“Uh, because I knew you guys would still probably be in bed and, given the voracity of your lust for each other, I didn’t want a repeat visual like the other day,” I told him, matter-of-factly.
“Ah. Gotcha,” he said, nodding. “Yup. Totally understandable. Just-uh, yeah. Chloe’s in the kitchen.” He pointed the way unnecessarily, and I slid by him, shaking my head as he shut the door behind me and then disappeared down the hall.
See, a couple weeks ago, I’d been meeting Chloe to pick her up to go out to dinner, but apparently, the love bug had bitten her and Brandon just at that moment and I’d walked into the house to see them…well, how to put this delicately…humping like rabbits hopped up on speed on top of the ottoman in the living room. It’s a little unsettling (if not a little humorous) to lock eyes with your best friend and her lover as he slammed home one last time and they both belted out very loud (and I’m guessing very satisfying) orgasms.
Truth be told, I’d shrieked and apologized profusely as I stood there, but just couldn’t get my feet to move, completely frozen to the spot in embarrassed, abject horror. And, of course, staying true to my (total family trait, unfortunately) usual weird awkwardness, I’d laughed nervously as we stared at each other and then had quipped, ‘Well, I don’t know about you, but I need a cigarette now. Good form, ol’ chap, good form!’ before I’d turned on my heel (finally unfrozen) and walked back out the door. I’d sat in the car until a fully dressed and absolutely fire-engine-red-faced Chloe had slunk into the passenger seat, not saying a word.
So, yes, a little bit of awkwardness still hangs there when I see Brandon now, but I think it’s more on his part, stemming from the fact that all of his sister-in-laws have seen him naked by this point. Again, in his defense, it was all by accident; trust me, my sisters and I have no desire to go around spying on him naked…although, yes, we all must say that he is definitely one fine specimen of totally hot maleness.

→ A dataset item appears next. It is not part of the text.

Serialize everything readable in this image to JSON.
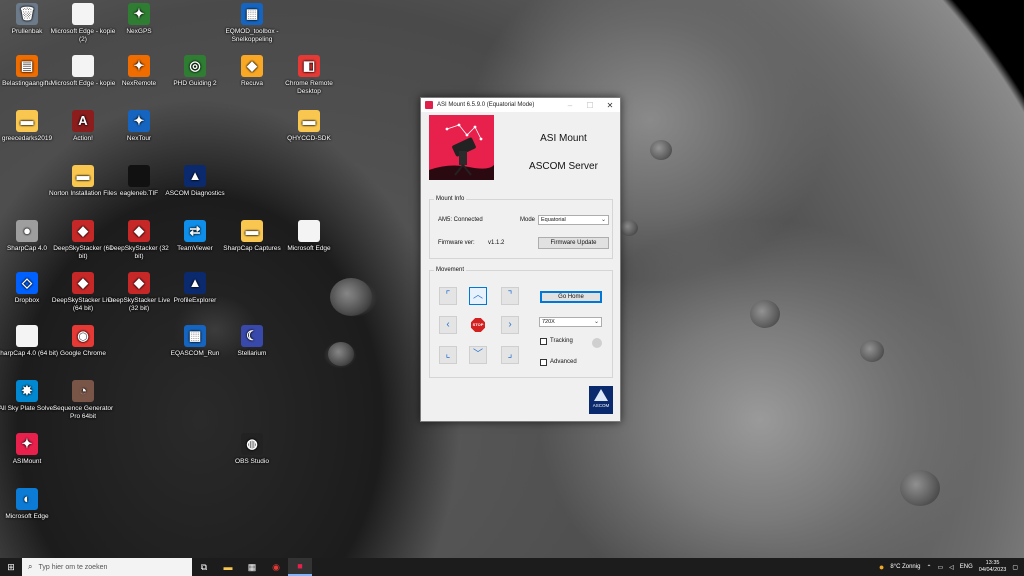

And Chloe (and Allie) agrees.
I jumped into the kitchen, a ball of wired, blissfully happy energy, yelling, “CHLOE!”
She jerked, shrieked, and sloshed her cup of coffee down the front of her which earned me a nice death stare.

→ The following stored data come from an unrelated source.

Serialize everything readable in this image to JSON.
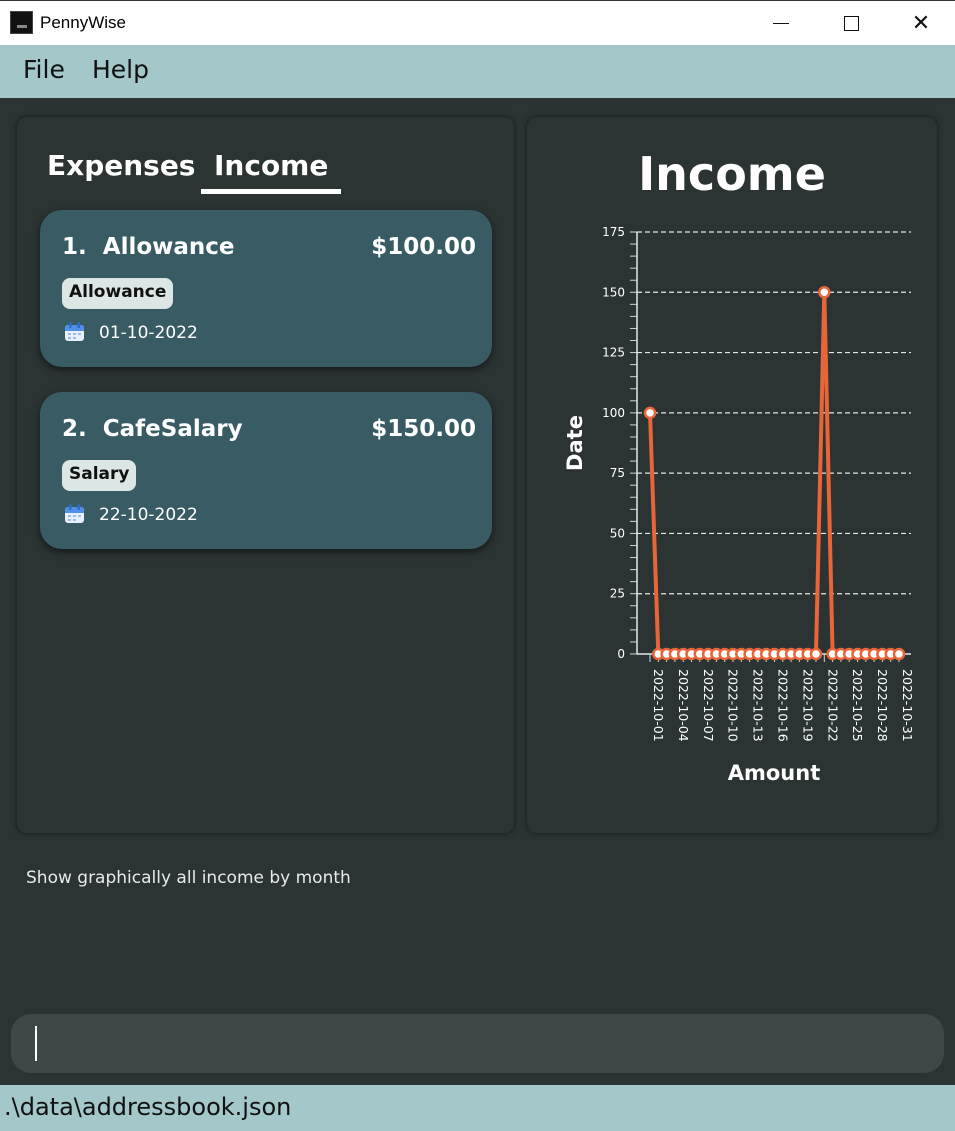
{
  "window": {
    "title": "PennyWise",
    "minimize_glyph": "",
    "maximize_glyph": "",
    "close_glyph": "✕"
  },
  "menu": {
    "file": "File",
    "help": "Help"
  },
  "tabs": [
    {
      "label": "Expenses",
      "selected": false
    },
    {
      "label": "Income",
      "selected": true
    }
  ],
  "entries": [
    {
      "index": "1.",
      "name": "Allowance",
      "amount": "$100.00",
      "tag": "Allowance",
      "date": "01-10-2022",
      "icon": "calendar-icon"
    },
    {
      "index": "2.",
      "name": "CafeSalary",
      "amount": "$150.00",
      "tag": "Salary",
      "date": "22-10-2022",
      "icon": "calendar-icon"
    }
  ],
  "result_message": "Show graphically all income by month",
  "command_input": {
    "value": "",
    "placeholder": ""
  },
  "status": {
    "path": ".\\data\\addressbook.json"
  },
  "colors": {
    "background": "#2c3333",
    "card": "#395b64",
    "menubar": "#a4c7ca",
    "chart_line": "#e8653a"
  },
  "chart_data": {
    "type": "line",
    "title": "Income",
    "xlabel": "Amount",
    "ylabel": "Date",
    "ylim": [
      0,
      175
    ],
    "y_ticks": [
      0,
      25,
      50,
      75,
      100,
      125,
      150,
      175
    ],
    "grid": "horizontal dashed",
    "x_tick_labels": [
      "2022-10-01",
      "2022-10-04",
      "2022-10-07",
      "2022-10-10",
      "2022-10-13",
      "2022-10-16",
      "2022-10-19",
      "2022-10-22",
      "2022-10-25",
      "2022-10-28",
      "2022-10-31"
    ],
    "x": [
      "2022-10-01",
      "2022-10-02",
      "2022-10-03",
      "2022-10-04",
      "2022-10-05",
      "2022-10-06",
      "2022-10-07",
      "2022-10-08",
      "2022-10-09",
      "2022-10-10",
      "2022-10-11",
      "2022-10-12",
      "2022-10-13",
      "2022-10-14",
      "2022-10-15",
      "2022-10-16",
      "2022-10-17",
      "2022-10-18",
      "2022-10-19",
      "2022-10-20",
      "2022-10-21",
      "2022-10-22",
      "2022-10-23",
      "2022-10-24",
      "2022-10-25",
      "2022-10-26",
      "2022-10-27",
      "2022-10-28",
      "2022-10-29",
      "2022-10-30",
      "2022-10-31"
    ],
    "series": [
      {
        "values": [
          100,
          0,
          0,
          0,
          0,
          0,
          0,
          0,
          0,
          0,
          0,
          0,
          0,
          0,
          0,
          0,
          0,
          0,
          0,
          0,
          0,
          150,
          0,
          0,
          0,
          0,
          0,
          0,
          0,
          0,
          0
        ]
      }
    ]
  }
}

But that changed very quickly to concern as I danced in front of her, flapping and waving my hand frantically in front of me.
“Um, Leah, are you okay? Do you have to pe-OH MY GOD!” she screamed, cutting herself off mid-sentence as she finally noticed the large rock winking from my finger. “Is that a ring? An ENGAGEMENT RING?!”
She reached out and grabbed my hand, pulling it toward her face almost violently so she could get a good look at it and then caught my eye. When I nodded ‘yes’ to her, she started jumping up and down, screeching and babbling and crying, holding my hand tightly between her boobs, which jerked me back and forth wildly until I gave in and started jumping with her.
We were laughing and crying and still yelling at each other with giddiness when Brandon poked his head around the corner, his lips and eyebrows curled up in a concerned, slightly scared, wholly you-two-are-insane look as he asked, “What the hell is going on in here?”
Chloe dropped my hand but pulled me close into a tight hug, swaying me back and forth as she squealed to Brandon, “We’re getting married!”
He blinked at her in surprise before saying, cautiously, “I know, sunshine. We’ve been planning the wedding, and Leah already said she’d be your maid of honor.” He then glanced at me, silently asking me to translate the situation for him, but before I could say anything, Chloe shoved me backwards, but kept my hand.